Second, we must take action to encourage others, especially those who are going through difficult times. 2 Corinthians 1:4 tells us to comfort those who are suffering. We should look for ways to lift others up.
The first step is righting our attitude and the second step is taking action. So what is the third step? It's about establishing an appropriate atmosphere.
A follower of Jesus Christ should so desire to be an encouraging person, that she or he should set the stage for encouragement to appear. There are many ways to do this, but for this post I want to share one simple technique that you might want to try this week.

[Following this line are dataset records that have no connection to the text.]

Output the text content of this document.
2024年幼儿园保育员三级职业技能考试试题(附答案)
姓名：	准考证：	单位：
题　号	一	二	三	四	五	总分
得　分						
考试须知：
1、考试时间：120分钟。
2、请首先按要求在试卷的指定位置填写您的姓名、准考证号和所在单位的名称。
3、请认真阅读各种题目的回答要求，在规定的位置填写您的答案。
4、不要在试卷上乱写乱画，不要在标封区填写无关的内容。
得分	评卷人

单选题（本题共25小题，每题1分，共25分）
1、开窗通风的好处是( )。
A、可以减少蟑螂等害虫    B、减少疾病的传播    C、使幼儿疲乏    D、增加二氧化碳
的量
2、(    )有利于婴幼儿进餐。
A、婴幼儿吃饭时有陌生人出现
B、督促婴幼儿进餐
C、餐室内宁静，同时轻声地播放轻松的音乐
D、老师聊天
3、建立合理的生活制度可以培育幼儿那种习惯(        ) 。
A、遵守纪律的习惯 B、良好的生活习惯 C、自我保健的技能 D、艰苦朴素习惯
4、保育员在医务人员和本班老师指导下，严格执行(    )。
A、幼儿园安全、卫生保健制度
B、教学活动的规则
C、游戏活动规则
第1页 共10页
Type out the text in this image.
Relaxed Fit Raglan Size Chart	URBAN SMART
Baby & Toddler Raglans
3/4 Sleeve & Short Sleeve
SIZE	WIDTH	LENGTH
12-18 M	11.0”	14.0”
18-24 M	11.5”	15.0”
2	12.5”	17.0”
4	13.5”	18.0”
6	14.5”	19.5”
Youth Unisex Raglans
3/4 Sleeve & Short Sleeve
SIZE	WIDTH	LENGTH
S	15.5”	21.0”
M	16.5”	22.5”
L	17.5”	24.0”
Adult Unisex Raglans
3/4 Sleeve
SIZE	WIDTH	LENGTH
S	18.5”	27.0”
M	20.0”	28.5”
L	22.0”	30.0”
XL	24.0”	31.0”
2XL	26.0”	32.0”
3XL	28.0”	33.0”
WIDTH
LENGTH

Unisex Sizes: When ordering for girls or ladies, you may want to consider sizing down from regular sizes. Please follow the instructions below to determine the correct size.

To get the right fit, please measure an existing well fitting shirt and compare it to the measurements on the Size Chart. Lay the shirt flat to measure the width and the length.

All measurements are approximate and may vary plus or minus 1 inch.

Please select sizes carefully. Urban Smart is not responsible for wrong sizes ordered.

The next time you see someone you know, instead of throwing out that tired, old phrase, "How are you?," do the following. Ask them, "What's been encouraging to you lately?" This statement not only shatters the facade of "How are you?" greetings, it also signals that you are interested in establishing a deeper interaction. Moreover, it starts the conversation off in a place of positive reflection--what good has been going on in your life?
In summary, if you want to be a more positive and encouraging person, do three things. 1) Cultivate a life of personal gratitude. 2) Support and comfort others. 3) Begin your conversations with a focus on encouragement.
One final thought. Before you ask the question, "What's been encouraging to you lately," be sure to give this some thought yourself. Asking this question of others is not some kind of Jedi mind trick or networking gimmick. It's a reflective technique designed to help all of us remember the blessings we so often take for granted. And if you don't have an answer for this question yourself, it's going to be pretty embarrassing and uninspiring when the person turns the question back to you and you have nothing to offer.